Yukarıdaki açıklamalar ışığında, eldeki davada öncelikli olarak belirlenmesi gereken husus yargı yoludur. Mahkemece bir davada, dava şartlarının olup olmadığına 6100 sayılı HMK. 114/1 maddesinde gösterilen sıralamaya göre bakmak gerekmektedir. Bu durumda yargı yolunun caiz olmadığı bir mahkemede açılan davada, mahkemece davanın esasına girilemez. Öncelikle yargı yolunun belirlenmesi gerekir. 6100 sayılı HMK’nın 114/1-b maddesine göre “yargı yolunun caiz olması” dava şartı olup mahkeme, dava şartlarının mevcut olup olmadığını, davanın her aşamasında kendiliğinden araştırır. Taraflar da dava şartı noksanlığını her zaman ileri sürebilirler. Mahkeme, dava şartı noksanlığını tespit ederse davanın usulden reddine karar verir.
Bu düzenlemeler karşısında İdari para cezalarının tahsili için davalı Kurumca 7201 sayılı Yasa gereğince çıkarılan ödeme emrinin iptali için açılacak davaların İdari Yargı’da görüleceğinin kabulü gerekir.

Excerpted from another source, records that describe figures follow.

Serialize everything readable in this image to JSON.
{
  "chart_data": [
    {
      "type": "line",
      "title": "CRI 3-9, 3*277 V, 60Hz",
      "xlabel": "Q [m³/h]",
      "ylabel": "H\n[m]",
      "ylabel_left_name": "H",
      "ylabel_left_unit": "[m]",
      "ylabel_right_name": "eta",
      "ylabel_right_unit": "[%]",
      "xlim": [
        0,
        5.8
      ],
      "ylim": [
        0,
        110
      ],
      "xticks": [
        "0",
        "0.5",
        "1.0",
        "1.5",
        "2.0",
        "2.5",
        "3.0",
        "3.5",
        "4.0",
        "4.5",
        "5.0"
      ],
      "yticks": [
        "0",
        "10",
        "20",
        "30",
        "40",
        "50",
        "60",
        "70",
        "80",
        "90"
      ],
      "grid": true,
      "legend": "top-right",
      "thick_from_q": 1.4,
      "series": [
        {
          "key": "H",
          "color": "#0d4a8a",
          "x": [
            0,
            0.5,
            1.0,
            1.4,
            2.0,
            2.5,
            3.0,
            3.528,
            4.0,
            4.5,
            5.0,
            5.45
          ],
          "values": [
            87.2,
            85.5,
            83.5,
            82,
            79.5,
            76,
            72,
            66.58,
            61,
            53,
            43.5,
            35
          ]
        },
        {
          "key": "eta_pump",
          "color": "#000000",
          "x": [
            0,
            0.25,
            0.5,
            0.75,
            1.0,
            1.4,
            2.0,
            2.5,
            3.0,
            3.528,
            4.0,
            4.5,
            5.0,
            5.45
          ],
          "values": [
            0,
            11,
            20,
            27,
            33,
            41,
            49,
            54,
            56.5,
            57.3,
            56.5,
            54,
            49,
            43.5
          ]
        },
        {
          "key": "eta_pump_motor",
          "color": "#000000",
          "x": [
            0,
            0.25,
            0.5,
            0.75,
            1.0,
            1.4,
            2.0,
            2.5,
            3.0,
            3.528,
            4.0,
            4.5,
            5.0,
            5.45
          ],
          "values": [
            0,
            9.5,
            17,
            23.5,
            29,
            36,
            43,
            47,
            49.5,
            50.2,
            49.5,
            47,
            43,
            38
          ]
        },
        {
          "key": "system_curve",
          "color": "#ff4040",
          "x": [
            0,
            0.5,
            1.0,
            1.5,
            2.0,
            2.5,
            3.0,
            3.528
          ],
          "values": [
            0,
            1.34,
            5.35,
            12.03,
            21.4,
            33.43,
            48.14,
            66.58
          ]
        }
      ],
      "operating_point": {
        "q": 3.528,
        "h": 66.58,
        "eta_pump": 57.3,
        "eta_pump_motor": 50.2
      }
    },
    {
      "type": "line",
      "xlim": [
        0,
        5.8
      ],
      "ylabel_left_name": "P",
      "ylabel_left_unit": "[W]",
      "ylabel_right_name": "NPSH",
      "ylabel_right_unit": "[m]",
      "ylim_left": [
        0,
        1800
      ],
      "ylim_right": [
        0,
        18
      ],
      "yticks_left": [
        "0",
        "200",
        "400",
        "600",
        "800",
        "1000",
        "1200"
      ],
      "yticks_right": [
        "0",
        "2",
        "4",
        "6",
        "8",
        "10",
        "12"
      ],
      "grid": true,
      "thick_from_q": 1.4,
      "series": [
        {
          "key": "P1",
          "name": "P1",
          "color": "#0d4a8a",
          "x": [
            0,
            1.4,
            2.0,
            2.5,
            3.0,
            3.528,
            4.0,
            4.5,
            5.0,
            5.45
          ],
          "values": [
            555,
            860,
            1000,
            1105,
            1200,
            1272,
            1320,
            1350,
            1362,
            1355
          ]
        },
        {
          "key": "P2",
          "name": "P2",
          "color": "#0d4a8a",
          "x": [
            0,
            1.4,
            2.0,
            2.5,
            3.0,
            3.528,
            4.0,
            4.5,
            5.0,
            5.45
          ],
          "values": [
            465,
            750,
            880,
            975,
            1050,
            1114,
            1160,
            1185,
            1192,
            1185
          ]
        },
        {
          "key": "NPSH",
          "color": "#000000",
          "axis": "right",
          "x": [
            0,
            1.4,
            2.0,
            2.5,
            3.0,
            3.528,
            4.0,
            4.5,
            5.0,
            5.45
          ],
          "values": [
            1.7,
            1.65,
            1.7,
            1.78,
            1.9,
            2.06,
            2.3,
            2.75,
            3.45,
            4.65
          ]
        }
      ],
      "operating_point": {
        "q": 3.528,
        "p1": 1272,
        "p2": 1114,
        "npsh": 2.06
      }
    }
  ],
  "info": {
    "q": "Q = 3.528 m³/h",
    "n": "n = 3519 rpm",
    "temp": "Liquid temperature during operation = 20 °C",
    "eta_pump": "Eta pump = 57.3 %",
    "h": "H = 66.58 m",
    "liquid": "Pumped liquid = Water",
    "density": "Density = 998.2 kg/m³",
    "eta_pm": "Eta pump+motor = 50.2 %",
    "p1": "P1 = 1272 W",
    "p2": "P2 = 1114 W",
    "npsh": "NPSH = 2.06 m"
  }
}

Somut olayda, davacıya çıkartılan idari para cezası konulu ödeme emrinin 7201 sayılı Kanun’a göre çıkartıldığı; bu durumda davaya İdari Yargı’da bakılması gerektiği açıktır.
Mahkemece bu maddi ve hukuki olgular gözetilmeksizin ve yukarıda belirtilen hususlar göz önünde bulundurulmadan uyuşmazlığın çözümünün idari yargının görev alanına girdiği gözetilerek, 6100 sayılı HMK’nın 114/1-b maddesine göre dava şartı olan “yargı yolunun caiz olmaması” nedeniyle davanın usulden reddine karar verilmesi gerekirken işin esasına girilerek yazılı şekilde karar verilmesi usul ve yasaya aykırı olup bozma nedenidir.
O halde, tarafların bu yönleri amaçlayan temyiz itirazları kabul edilmeli ve hüküm bozulmalıdır.
SONUÇ: Hükmün yukarıda açıklanan nedenlerle BOZULMASINA, temyiz harcının istek halinde davacıya iadesine, 22.09.2014 gününde oy birliği ile karar verildi.